Harriet Alexander, Daily Mail, July 16, 2020
Stefan Kozak, CEO of North America for the Austria-based company, and Amy Taylor, North America president and chief marketing officer were let go, the energy drink company confirmed on Tuesday.
Kozak and Taylor had lobbied in recent weeks for more diversity in the company and were blamed for the leak of a letter that criticized Red Bull’s ‘public silence’ on Black Lives Matter.
Florian Klaass, the Austrian-based head of global head of music, entertainment, and culture marketing, was also fired.
All three were told they were losing their jobs on Monday, Business Insider reported.
Klaass had been under fire since a February presentation in Detroit to 100 employees, discussing the global reach of the company.
In his presentation he showed a slide, which was leaked to Business Insider, of a world map that illustrated world stereotypes through American eyes.
America was marked: ‘We’re number 1!’ while Canada was labeled ‘uninhabited’.
The Middle East and Southeast Asia were marked as ‘evil doers,’ continental Europe as ‘pussies,’ and South America as ‘coffee comes from here I think.’
Mexico was marked ‘they do our laundry’; China was shown with the label ‘they make our stuff’; the Middle East had an arrow indicating ‘bombs go here’.
Antarctica was simply: ‘cold’.
Australia was marked: ‘kangaroos’, and Africa was labeled: ‘zoo animals come from here’.
Multiple employees said Klaass’ Austria-based team included the slide, despite being warned not to do so by U.S. colleagues.
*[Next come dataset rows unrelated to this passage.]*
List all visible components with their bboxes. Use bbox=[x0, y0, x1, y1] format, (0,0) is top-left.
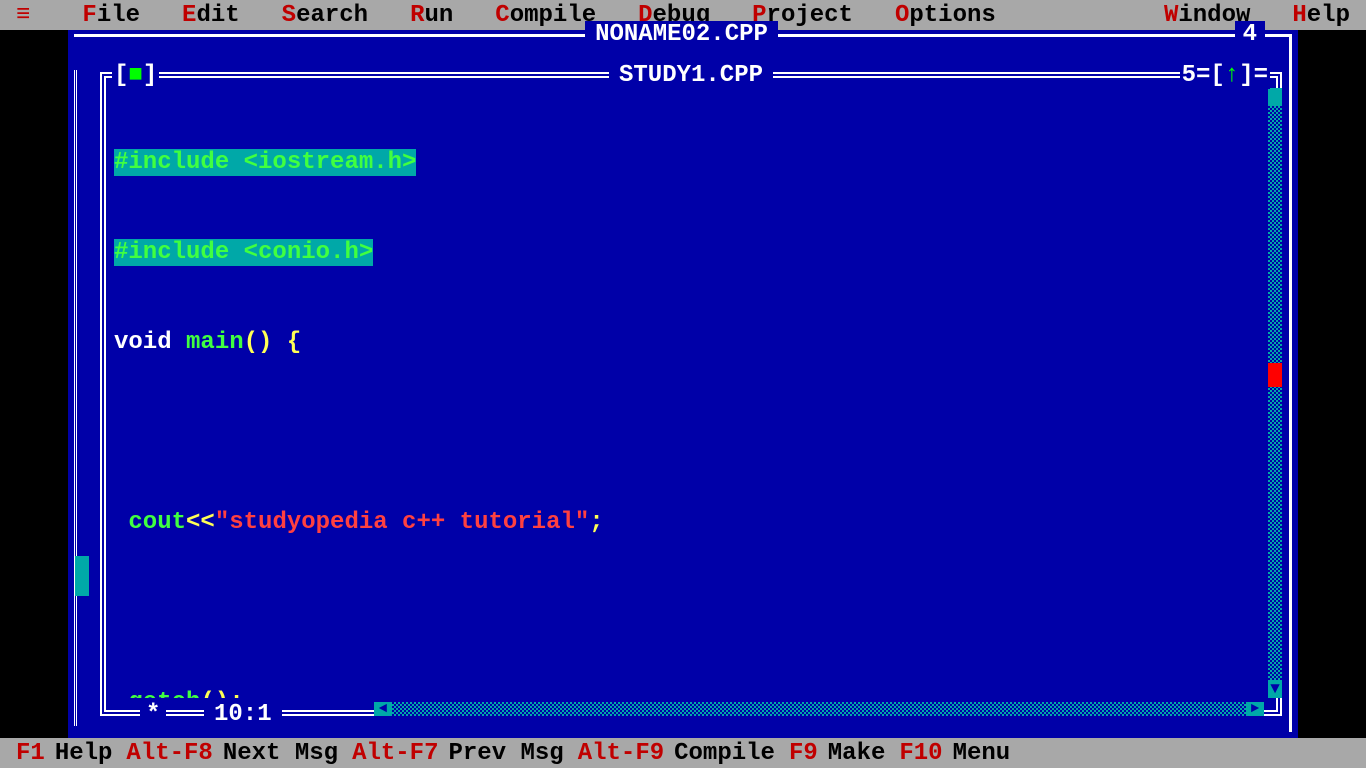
window-zoom-button[interactable]: 5=[↑]= bbox=[1180, 62, 1270, 89]
code-line: getch(); bbox=[114, 688, 1264, 698]
status-compile[interactable]: Alt-F9Compile bbox=[578, 740, 775, 767]
status-make[interactable]: F9Make bbox=[789, 740, 885, 767]
status-next-msg[interactable]: Alt-F8Next Msg bbox=[126, 740, 338, 767]
scroll-thumb[interactable] bbox=[1268, 363, 1282, 387]
editor-window[interactable]: [■] STUDY1.CPP 5=[↑]= #include <iostream… bbox=[94, 66, 1288, 722]
left-window-edge bbox=[74, 70, 92, 726]
cursor-position: 10:1 bbox=[204, 701, 282, 728]
background-window-title: NONAME02.CPP bbox=[585, 21, 778, 48]
status-menu[interactable]: F10Menu bbox=[899, 740, 1010, 767]
code-line: cout<<"studyopedia c++ tutorial"; bbox=[114, 508, 1264, 538]
window-number: 5 bbox=[1182, 62, 1196, 89]
horizontal-scrollbar[interactable]: ◄ ► bbox=[374, 702, 1264, 716]
menu-help[interactable]: Help bbox=[1292, 2, 1350, 29]
desktop: NONAME02.CPP 4 [■] STUDY1.CPP 5=[↑]= #in… bbox=[68, 30, 1298, 738]
background-window-number: 4 bbox=[1235, 21, 1265, 48]
scroll-left-icon[interactable]: ◄ bbox=[374, 702, 392, 716]
editor-window-title: STUDY1.CPP bbox=[609, 62, 773, 89]
status-prev-msg[interactable]: Alt-F7Prev Msg bbox=[352, 740, 564, 767]
modified-indicator: * bbox=[140, 701, 166, 728]
scroll-down-icon[interactable]: ▼ bbox=[1268, 680, 1282, 698]
scroll-track[interactable] bbox=[1268, 106, 1282, 680]
code-line bbox=[114, 418, 1264, 448]
scroll-right-icon[interactable]: ► bbox=[1246, 702, 1264, 716]
code-editor[interactable]: #include <iostream.h> #include <conio.h>… bbox=[114, 88, 1264, 698]
code-line: #include <conio.h> bbox=[114, 238, 1264, 268]
status-bar: F1Help Alt-F8Next Msg Alt-F7Prev Msg Alt… bbox=[0, 738, 1366, 768]
status-help[interactable]: F1Help bbox=[16, 740, 112, 767]
vertical-scrollbar[interactable]: ▲ ▼ bbox=[1268, 88, 1282, 698]
arrow-up-icon: ↑ bbox=[1225, 62, 1239, 89]
scroll-up-icon[interactable]: ▲ bbox=[1268, 88, 1282, 106]
code-line: #include <iostream.h> bbox=[114, 148, 1264, 178]
scroll-track[interactable] bbox=[392, 702, 1246, 716]
code-line: void main() { bbox=[114, 328, 1264, 358]
code-line bbox=[114, 598, 1264, 628]
system-menu-icon[interactable]: ≡ bbox=[16, 2, 30, 29]
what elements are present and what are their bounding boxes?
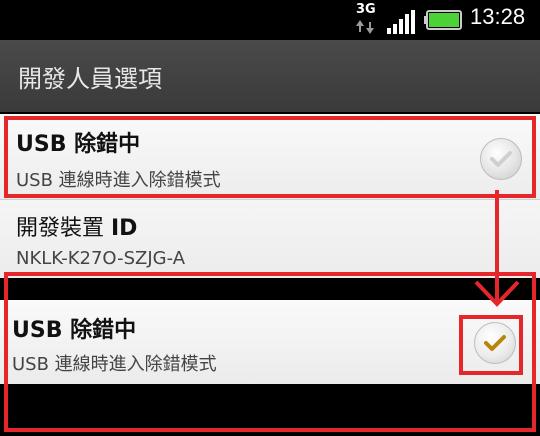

The company said he was let go due to downsizing.
While Red Bull employees in the US have been pressing for the company to be more vocal about racism, Red Bull’s billionaire CEO Dietrich Mateschitz is a Donald Trump admirer who has spoken out against ‘political correctness’.
The 76-year-old tycoon also owns a media firm which has been criticized for giving a platform to far-right activists in his native Austria.
Taylor, a 20-year veteran of the company, had been working for some time on making the company more inclusive.
She is an outspoken gay rights activist and has been commended for her efforts to make the company more open and tolerant.
Taylor wanted the company to speak out about racism and was working on a project to increase black representation but the company leadership was ‘not interested’, sources claim.
The Red Bull F1 team did put a statement out on June 22 speaking of its ‘determination to tackle the challenges that we as a sport, but also society, are facing’, saying that racism ‘has no place in our modern world’.
The main Red Bull Instagram account posted a black square on June 2 in an online trend called Blackout Tuesday, which many celebrities used as a way of showing support for Black Lives Matter.
However, Kozak reportedly told employees on June 17 that the brand would not make further public comments on the matter.
Red Bull has not commented on the shake-up of its senior U.S. staff, but said the firm was dedicated to countering racism.
‘We reject racism in every form, we always have, and we always will,’ the company’s board said in a statement to The Wall Street Journal.
‘Red Bull has always put people and their dreams and accomplishments at its core and values the contribution of each and every person – no matter who they are.
‘We want everyone who feels this way to be welcome in Red Bull.’